Gardeners often toss vegetable and fruit scraps into a kitchen compost container, and later empty these raw materials into a larger bin for active composting. Leaves, chemical-free grass clippings, hay, and small cardboard pieces also make great compost ingredients. Toss in a few good helpings of animal manure; include droppings from cattle, horses, chickens, goats, and rabbits. Don’t, however, throw in treated wood sawdust or wood chips; and avoid sugar-loaded, salty, or fatty foods. Avoid meat remnants, along with manure from humans, dogs, and cats.
Let the Pile Begin
While some gardeners prefer commercial compost bins, you can also get good results with a homemade circular compost pile. Make your pile 3 to 4 feet in diameter, and contain it with plastic garden fencing or welded wire. Spread a 4-inch layer of coarse plant material on the bottom. Add dead plants, vegetable and fruit scraps, chopped-up leaves, and grass clippings. Spray your pile with water to keep it moist, but don’t allow the pile to become soggy. A moist, nicely layered pile, ideally 3 feet in height and width, should start heating up and decomposing in a few days. When your pile develops an earthy perfume, you’ve reached the perfect balance of dry materials and moisture.
Turning Your Compost
As your compost materials break down, they’ll shrink in volume, allowing beneficial air to mix in and speed the process along. Turning your compost with a sturdy fork, and adding water as needed, helps to blend your compost materials. Well-mixed materials break down into smaller pieces more quickly, allowing you to achieve rich, dark brown compost faster than you think. Once your compost is ripe for the garden, keep your pile covered so rain doesn’t drain out your compost nutrients.
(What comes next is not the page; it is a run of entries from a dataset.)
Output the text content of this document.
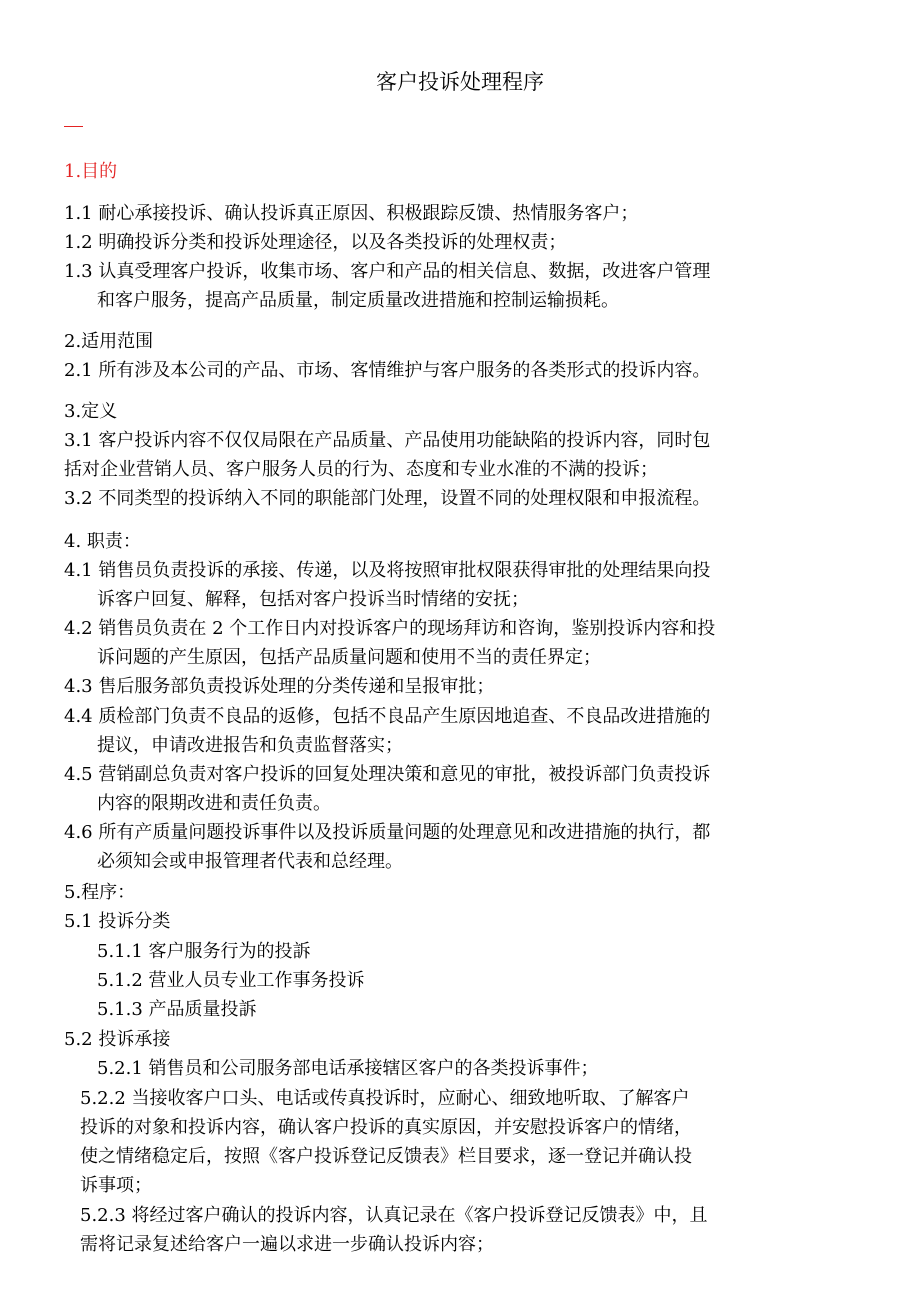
客户投诉处理程序
1.目的
1.1 耐心承接投诉、确认投诉真正原因、积极跟踪反馈、热情服务客户；
1.2 明确投诉分类和投诉处理途径，以及各类投诉的处理权责；
1.3 认真受理客户投诉，收集市场、客户和产品的相关信息、数据，改进客户管理
和客户服务，提高产品质量，制定质量改进措施和控制运输损耗。
2.适用范围
2.1 所有涉及本公司的产品、市场、客情维护与客户服务的各类形式的投诉内容。
3.定义
3.1 客户投诉内容不仅仅局限在产品质量、产品使用功能缺陷的投诉内容，同时包
括对企业营销人员、客户服务人员的行为、态度和专业水准的不满的投诉；
3.2 不同类型的投诉纳入不同的职能部门处理，设置不同的处理权限和申报流程。
4. 职责：
4.1 销售员负责投诉的承接、传递，以及将按照审批权限获得审批的处理结果向投
诉客户回复、解释，包括对客户投诉当时情绪的安抚；
4.2 销售员负责在 2 个工作日内对投诉客户的现场拜访和咨询，鉴别投诉内容和投
诉问题的产生原因，包括产品质量问题和使用不当的责任界定；
4.3 售后服务部负责投诉处理的分类传递和呈报审批；
4.4 质检部门负责不良品的返修，包括不良品产生原因地追查、不良品改进措施的
提议，申请改进报告和负责监督落实；
4.5 营销副总负责对客户投诉的回复处理决策和意见的审批，被投诉部门负责投诉
内容的限期改进和责任负责。
4.6 所有产质量问题投诉事件以及投诉质量问题的处理意见和改进措施的执行，都
必须知会或申报管理者代表和总经理。
5.程序：
5.1 投诉分类
5.1.1 客户服务行为的投訴
5.1.2 营业人员专业工作事务投诉
5.1.3 产品质量投訴
5.2 投诉承接
5.2.1 销售员和公司服务部电话承接辖区客户的各类投诉事件；
5.2.2 当接收客户口头、电话或传真投诉时，应耐心、细致地听取、了解客户
投诉的对象和投诉内容，确认客户投诉的真实原因，并安慰投诉客户的情绪，
使之情绪稳定后，按照《客户投诉登记反馈表》栏目要求，逐一登记并确认投
诉事项；
5.2.3 将经过客户确认的投诉内容，认真记录在《客户投诉登记反馈表》中，且
需将记录复述给客户一遍以求进一步确认投诉内容；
Since composting is an inexact science, your compost piles won’t always turn out exactly as planned. Perhaps your compost pile’s odor nearly makes you pass out, which means you’ve probably added too much green material or water. To fix the problem, add some extra dry material, or turn your compost to blend in some air. Maybe a huge group of maggots has taken up residence in your compost pile, likely the result of accessible fruit and vegetable scraps the tiny critters couldn’t resist. Cover your kitchen scraps to greatly reduce these fly larvae infestations. Finally, a too-dry compost pile will attract colonies of industrious ants. Hose down the pile with water; and cover it with grass clippings, straw, or cloth that helps your compost stay moist. Wait for your compost pile to balance itself and begin cranking out that rich garden gold.